AU NOM DU PEUPLE FRANCAIS


LA COUR DE CASSATION, CHAMBRE SOCIALE, a rendu l'arrêt suivant :



Vu la connexité, joint les pourvois n° 12-10.127 à n° 12-10.135 ;

Sur le moyen unique :

Vu l'article 6 de l'avenant du 20 juin 2002 relatif aux salariés des centres d'appel non intégrés, ensemble l'article L. 3121-1 du code du travail interprétés à la lumière de la Directive 2003/88/CE du Parlement européen et du Conseil du 4 novembre 2003 :

Attendu, selon le premier de ces textes, que "Les séquences de travail ne peuvent être supérieures à 3 heures de travail effectif. Au choix de l'employeur et en fonction des séquences de travail, une pause obligatoire doit être respectée, celle-ci pouvant être soit d'une durée de 10 minutes toutes les 2 heures de travail effectif, soit de 15 minutes toutes les 3 heures de travail effectif.
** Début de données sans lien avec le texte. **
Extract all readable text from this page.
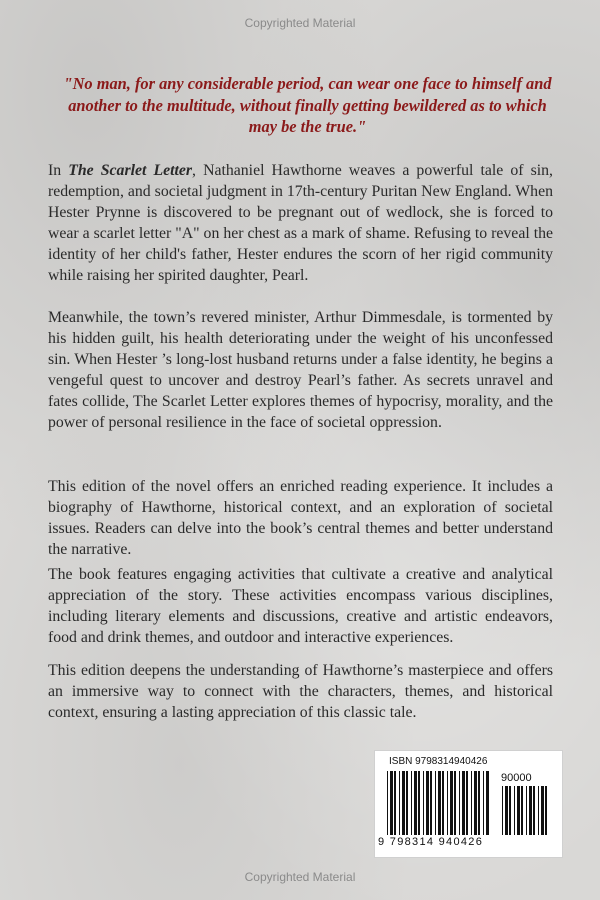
Copyrighted Material
"No man, for any considerable period, can wear one face to himself and another to the multitude, without finally getting bewildered as to which may be the true."

In The Scarlet Letter, Nathaniel Hawthorne weaves a powerful tale of sin, redemption, and societal judgment in 17th-century Puritan New England. When Hester Prynne is discovered to be pregnant out of wedlock, she is forced to wear a scarlet letter "A" on her chest as a mark of shame. Refusing to reveal the identity of her child's father, Hester endures the scorn of her rigid community while raising her spirited daughter, Pearl.

Meanwhile, the town’s revered minister, Arthur Dimmesdale, is tormented by his hidden guilt, his health deteriorating under the weight of his unconfessed sin. When Hester ’s long-lost husband returns under a false identity, he begins a vengeful quest to uncover and destroy Pearl’s father. As secrets unravel and fates collide, The Scarlet Letter explores themes of hypocrisy, morality, and the power of personal resilience in the face of societal oppression.

This edition of the novel offers an enriched reading experience. It includes a biography of Hawthorne, historical context, and an exploration of societal issues. Readers can delve into the book’s central themes and better understand the narrative.

The book features engaging activities that cultivate a creative and analytical appreciation of the story. These activities encompass various disciplines, including literary elements and discussions, creative and artistic endeavors, food and drink themes, and outdoor and interactive experiences.

This edition deepens the understanding of Hawthorne’s masterpiece and offers an immersive way to connect with the characters, themes, and historical context, ensuring a lasting appreciation of this classic tale.

ISBN 9798314940426
90000
9 798314 940426
Copyrighted Material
Ces pauses rémunérées sont exclues de l'appréciation du temps de travail effectif" ;

Attendu, selon les jugements attaqués, que Mme X... et huit autres salariés de la société Armatis Normandie dont l'activité relève de la convention collective nationale du personnel des prestataires de service dans le domaine du tertiaire du 13 août 1999, ont saisi la juridiction prud'homale d'une demande de rappel de salaire au titre du temps de pause tel que défini à l'article 6 de l'avenant du 20 juin 2002 relatif aux salariés des centres d'appel non intégrés ;

Attendu que pour faire droit à leur demande, le conseil de prud'hommes, après avoir énoncé qu'il résulte de l'article 6 de la convention collective applicable que "pour toute journée de travail supérieure à 6 heures, la pause quotidienne doit être de trente minutes" et que si "la répartition de cette pause est au choix de l'employeur ... en aucun cas cette pause doit se cumuler avec la pause du déjeuner soit après la deuxième séquence de travail selon le schéma transmis lors de l'audience", a retenu que, pour une amplitude de travail de 7 heures, les salariés bénéficiaient de pause d'une durée de 20 minutes ;

Qu'en statuant ainsi, alors que le temps du déjeuner, qui s'intercale entre deux périodes de travail effectif, est un temps de pause, le conseil de prud'hommes a violé le texte susvisé ;

PAR CES MOTIFS :

CASSE ET ANNULE, dans toutes ses dispositions, les jugements rendus le 4 novembre 2011, entre les parties, par le conseil de
prud'hommes de Caen ; remet, en conséquence, la cause et les parties dans l'état où elles se trouvaient avant lesdits jugements et, pour être fait droit, les renvoie devant le conseil de prud'hommes de Lisieux ;

Condamne Mlle X..., M. Y..., Mlles Z..., A..., B..., C..., D..., E... et F... aux dépens ;

Vu l'article 700 du code de procédure civile, rejette la demande ;

Dit que sur les diligences du procureur général près la Cour de cassation, le présent arrêt sera transmis pour être transcrit en marge ou à la suite des jugements cassés ;

Ainsi fait et jugé par la Cour de cassation, chambre sociale, et prononcé par le président en son audience publique du vingt juin deux mille treize.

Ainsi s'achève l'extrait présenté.